Por: Toribio Azuaje
“Sólo hay una guerra que puede permitirse el ser humano: la guerra contra su extinción”.
Isaac Asimov
En estos tumultuosos días que padece el planeta, muchos, en su ignorancia y fanatismo, llegan a aupar a uno u otro bando, sin saber que ambos se funden en un solo poder que se reparte el planeta.
Ninguna guerra es buena; todas resultan ser devastadoras y por demás atroces, dejando daños irreversibles y heridas incurables en la piel y el corazón de los sufridos pueblos. Todas las guerras se alimentan de la ambición de poder y de recursos. Es la codicia de gobernantes que se suponen únicos y eternos. Nunca dicen la verdad, mienten siempre, y el pueblo queda atrapado en un clima inhóspito por la acción de quienes desde la irresponsabilidad gobiernan a los pueblos. Mientras tanto, millones de civiles inocentes son los que sufren la brutalidad de las acciones irracionales de quienes, apoltronados en cómodas y amplias oficinas, emiten la orden de ataque a su enemigo.

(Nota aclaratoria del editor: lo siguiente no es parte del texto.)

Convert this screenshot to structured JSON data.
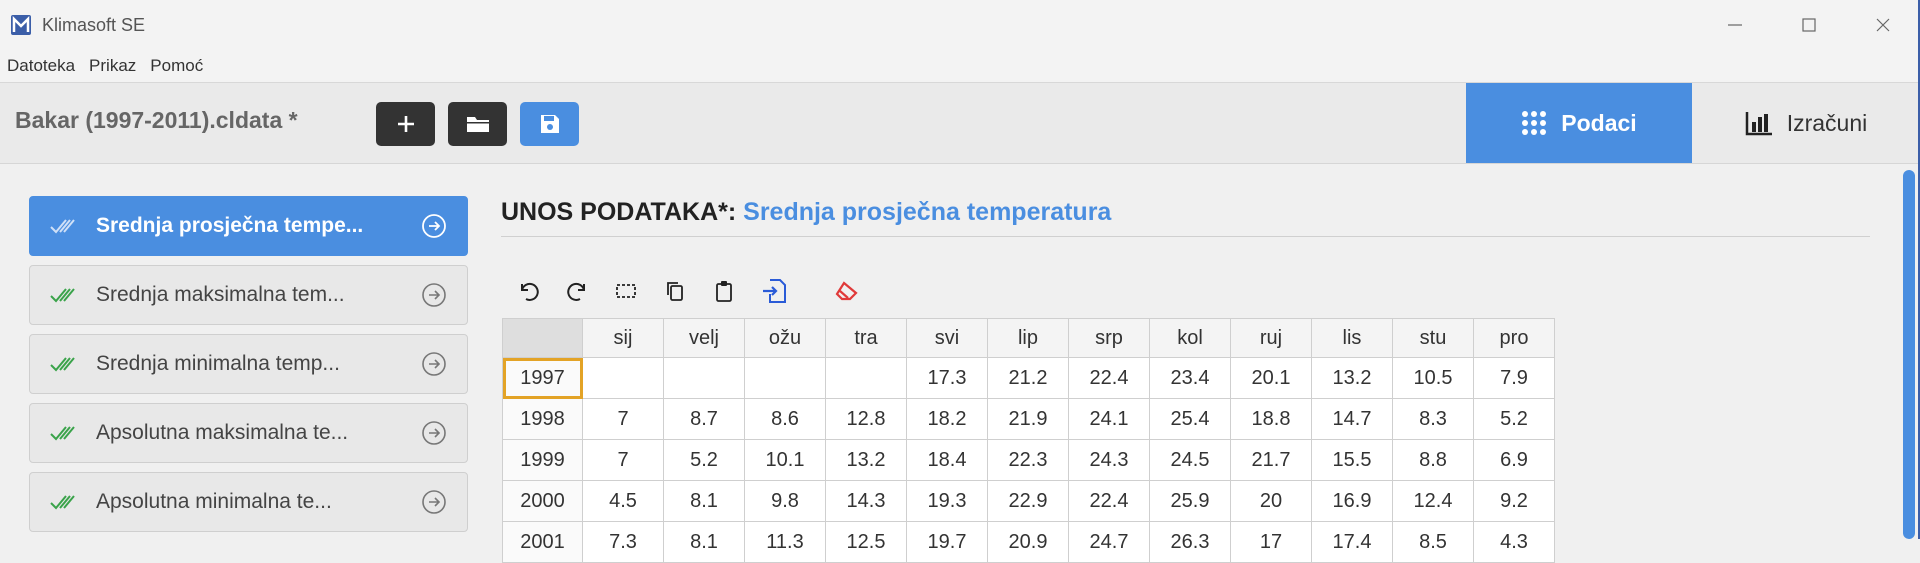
{
  "window": {
    "title": "Klimasoft SE"
  },
  "menu": [
    "Datoteka",
    "Prikaz",
    "Pomoć"
  ],
  "toolbar": {
    "file_title": "Bakar (1997-2011).cldata *"
  },
  "modes": {
    "active": "Podaci",
    "inactive": "Izračuni"
  },
  "sidebar": [
    {
      "label": "Srednja prosječna tempe...",
      "active": true
    },
    {
      "label": "Srednja maksimalna tem...",
      "active": false
    },
    {
      "label": "Srednja minimalna temp...",
      "active": false
    },
    {
      "label": "Apsolutna maksimalna te...",
      "active": false
    },
    {
      "label": "Apsolutna minimalna te...",
      "active": false
    }
  ],
  "content": {
    "title_prefix": "UNOS PODATAKA*:",
    "title_sub": "Srednja prosječna temperatura"
  },
  "table": {
    "columns": [
      "sij",
      "velj",
      "ožu",
      "tra",
      "svi",
      "lip",
      "srp",
      "kol",
      "ruj",
      "lis",
      "stu",
      "pro"
    ],
    "rows": [
      {
        "year": "1997",
        "values": [
          "",
          "",
          "",
          "",
          "17.3",
          "21.2",
          "22.4",
          "23.4",
          "20.1",
          "13.2",
          "10.5",
          "7.9"
        ]
      },
      {
        "year": "1998",
        "values": [
          "7",
          "8.7",
          "8.6",
          "12.8",
          "18.2",
          "21.9",
          "24.1",
          "25.4",
          "18.8",
          "14.7",
          "8.3",
          "5.2"
        ]
      },
      {
        "year": "1999",
        "values": [
          "7",
          "5.2",
          "10.1",
          "13.2",
          "18.4",
          "22.3",
          "24.3",
          "24.5",
          "21.7",
          "15.5",
          "8.8",
          "6.9"
        ]
      },
      {
        "year": "2000",
        "values": [
          "4.5",
          "8.1",
          "9.8",
          "14.3",
          "19.3",
          "22.9",
          "22.4",
          "25.9",
          "20",
          "16.9",
          "12.4",
          "9.2"
        ]
      },
      {
        "year": "2001",
        "values": [
          "7.3",
          "8.1",
          "11.3",
          "12.5",
          "19.7",
          "20.9",
          "24.7",
          "26.3",
          "17",
          "17.4",
          "8.5",
          "4.3"
        ]
      }
    ]
  },
  "colors": {
    "accent": "#4a8ee0",
    "dark_button": "#333333",
    "selection": "#e3a326"
  }
}
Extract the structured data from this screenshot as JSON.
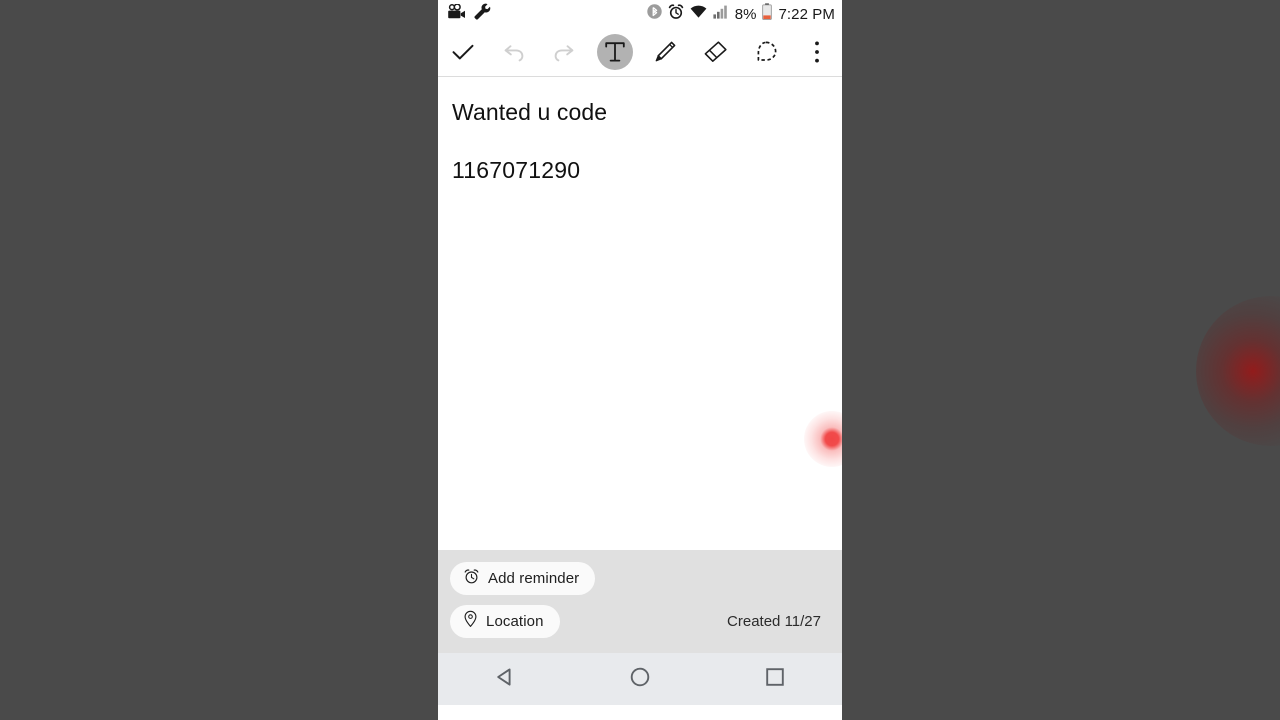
{
  "capture": {
    "backdrop_color": "#4a4a4a",
    "recording_indicator": {
      "name": "screen-recording-dot",
      "color": "#f03c3c",
      "glow_color": "#961919"
    }
  },
  "status_bar": {
    "left_icons": [
      {
        "name": "screen-recorder-icon",
        "label": "Screen recorder"
      },
      {
        "name": "wrench-icon",
        "label": "Developer tools"
      }
    ],
    "right_icons": [
      {
        "name": "bluetooth-icon",
        "label": "Bluetooth"
      },
      {
        "name": "alarm-icon",
        "label": "Alarm set"
      },
      {
        "name": "wifi-icon",
        "label": "Wi-Fi"
      },
      {
        "name": "cellular-signal-icon",
        "label": "Cellular signal"
      }
    ],
    "battery_percent": "8%",
    "battery_level": 8,
    "battery_color": "#e8603c",
    "time": "7:22 PM"
  },
  "toolbar": {
    "items": [
      {
        "name": "done-check-button",
        "label": "Done",
        "icon": "check-icon",
        "state": "enabled"
      },
      {
        "name": "undo-button",
        "label": "Undo",
        "icon": "undo-icon",
        "state": "disabled"
      },
      {
        "name": "redo-button",
        "label": "Redo",
        "icon": "redo-icon",
        "state": "disabled"
      },
      {
        "name": "text-tool-button",
        "label": "Text",
        "icon": "text-t-icon",
        "state": "selected"
      },
      {
        "name": "pen-tool-button",
        "label": "Pen",
        "icon": "pencil-icon",
        "state": "enabled"
      },
      {
        "name": "eraser-tool-button",
        "label": "Eraser",
        "icon": "eraser-icon",
        "state": "enabled"
      },
      {
        "name": "lasso-select-button",
        "label": "Lasso select",
        "icon": "lasso-icon",
        "state": "enabled"
      },
      {
        "name": "overflow-menu-button",
        "label": "More options",
        "icon": "more-vertical-icon",
        "state": "enabled"
      }
    ],
    "selected_color": "#b2b2b2",
    "disabled_color": "#cfcfcf"
  },
  "note": {
    "title": "Wanted u code",
    "body": "1167071290"
  },
  "footer": {
    "reminder_chip": {
      "label": "Add reminder",
      "icon": "alarm-clock-icon"
    },
    "location_chip": {
      "label": "Location",
      "icon": "map-pin-icon"
    },
    "created": "Created 11/27",
    "background_color": "#e0e0e0"
  },
  "nav_bar": {
    "background_color": "#e8eaed",
    "buttons": [
      {
        "name": "nav-back-button",
        "label": "Back",
        "icon": "triangle-left-icon"
      },
      {
        "name": "nav-home-button",
        "label": "Home",
        "icon": "circle-icon"
      },
      {
        "name": "nav-recents-button",
        "label": "Recents",
        "icon": "square-icon"
      }
    ]
  }
}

A la par, un rebaño ingenuo, nadando en su mediocridad, no sabe siquiera el asunto que aúpa, motivado solo por el fanatismo irracional que acompaña la conducta servil.
Bajo las heridas de un planeta quebrantado, con pueblos arruinados, donde los vientos de la geografía se sienten espesos y profundamente devastados, arrastrando las cenizas de los antiguos sueños que se esconden tras las sombras de una historia que se enreda en las raíces de la tierra adolorida y triste.

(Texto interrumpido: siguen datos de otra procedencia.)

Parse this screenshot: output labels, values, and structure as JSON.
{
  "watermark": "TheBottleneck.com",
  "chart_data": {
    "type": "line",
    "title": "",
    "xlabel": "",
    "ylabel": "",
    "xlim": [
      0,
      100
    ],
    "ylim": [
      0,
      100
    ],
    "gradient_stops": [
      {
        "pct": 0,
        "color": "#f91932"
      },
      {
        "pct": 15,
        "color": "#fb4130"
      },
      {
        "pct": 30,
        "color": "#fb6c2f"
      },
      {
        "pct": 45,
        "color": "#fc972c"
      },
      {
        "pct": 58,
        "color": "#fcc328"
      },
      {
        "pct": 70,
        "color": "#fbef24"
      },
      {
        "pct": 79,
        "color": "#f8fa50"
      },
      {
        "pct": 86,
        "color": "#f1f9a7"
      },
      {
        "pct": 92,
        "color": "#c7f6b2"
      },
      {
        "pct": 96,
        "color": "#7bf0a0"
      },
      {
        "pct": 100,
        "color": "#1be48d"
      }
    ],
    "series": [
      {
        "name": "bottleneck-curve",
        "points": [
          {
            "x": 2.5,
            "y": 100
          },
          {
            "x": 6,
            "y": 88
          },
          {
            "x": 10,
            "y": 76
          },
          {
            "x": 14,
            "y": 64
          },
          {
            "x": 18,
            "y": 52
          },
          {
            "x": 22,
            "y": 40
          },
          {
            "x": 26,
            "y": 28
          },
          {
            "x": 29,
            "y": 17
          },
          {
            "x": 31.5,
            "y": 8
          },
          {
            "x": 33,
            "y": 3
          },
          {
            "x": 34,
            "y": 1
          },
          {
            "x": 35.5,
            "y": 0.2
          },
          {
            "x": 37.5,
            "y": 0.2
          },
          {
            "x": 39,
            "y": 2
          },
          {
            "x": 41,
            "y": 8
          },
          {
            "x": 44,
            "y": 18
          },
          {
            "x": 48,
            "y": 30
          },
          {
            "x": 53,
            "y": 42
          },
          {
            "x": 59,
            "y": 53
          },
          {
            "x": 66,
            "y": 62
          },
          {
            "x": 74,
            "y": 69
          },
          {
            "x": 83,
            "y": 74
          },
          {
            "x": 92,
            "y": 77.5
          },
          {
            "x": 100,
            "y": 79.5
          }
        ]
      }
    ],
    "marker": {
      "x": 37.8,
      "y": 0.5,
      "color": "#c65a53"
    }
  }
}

En este instante, se percibe la tragicomedia de los espejos rotos con máscaras que caen hechas trizas por la dinámica de lo real. Se observa, entre la penumbra de la mediocridad, la ignorancia y el fanatismo, un escenario construido para la maldad y la traición, donde espectadores se transforman en actores sin conciencia, aplaudiendo y abucheando a rabiar, sin que apenas logren entender que el escenario es uno solo y que el guion ha sido escrito y construido con grotescos hilos de sangre y lágrimas, convirtiéndose en un tinglado que no cambia.
Pareciera que vivimos en un mundo donde el sol se niega a salir y la luna se esconde, atribulada por el miedo.
Dos bandos se arrojan piedras desde las orillas opuestas de un río que no logramos detectar si tal vez es sagrado. En un extremo, la izquierda, con sus banderas rojas y sus discursos de justicia, se abraza a dictadores que visten de revolución, pero que nada tienen que ver con esa izquierda de sueños y esperanzas marchitas por el viento de la intolerancia, la traición y el engaño. Del otro extremo, un fanatismo religioso que se viste de intolerancia y de poder. En el medio, se posa un poderoso titiritero, hábil, audaz e invisible, quien, con sus manos tejidas de cenizas y fuego, mueve los hilos de una guerra que nadie pidió, pero que todos alimentan.
Esto no es más que un carnaval donde se conjugan abundantes máscaras, y los colores se mezclan convirtiéndose todo en un absurdo caos: la izquierda defendiendo tiranías con discursos de paz, y fanáticos religiosos predicando la paz empuñando sus modernas armas. Esto se asemeja a un espejismo en el desierto; cada bando cree mirar en el otro la sombra de su enemigo, sin percatarse que ambos son el resultado de un mismo monstruo que se alimenta de nutridas raciones de confusión y odio.
Aquí, en este maltratado planeta, la guerra es un espejo roto, donde nadie reconoce su imagen y el estruendo de las bombas convierte la esperanza en un susurro perdido.
Mientras tanto, el calor de un fanatismo ciego les hace aupar a sus propios verdugos, sin darse cuenta que en este juego de espejos rotos todos terminan convertidos en prisioneros de la misma maldad y única locura.
Un abrazo, desde este maltratado pedazo de la tierra.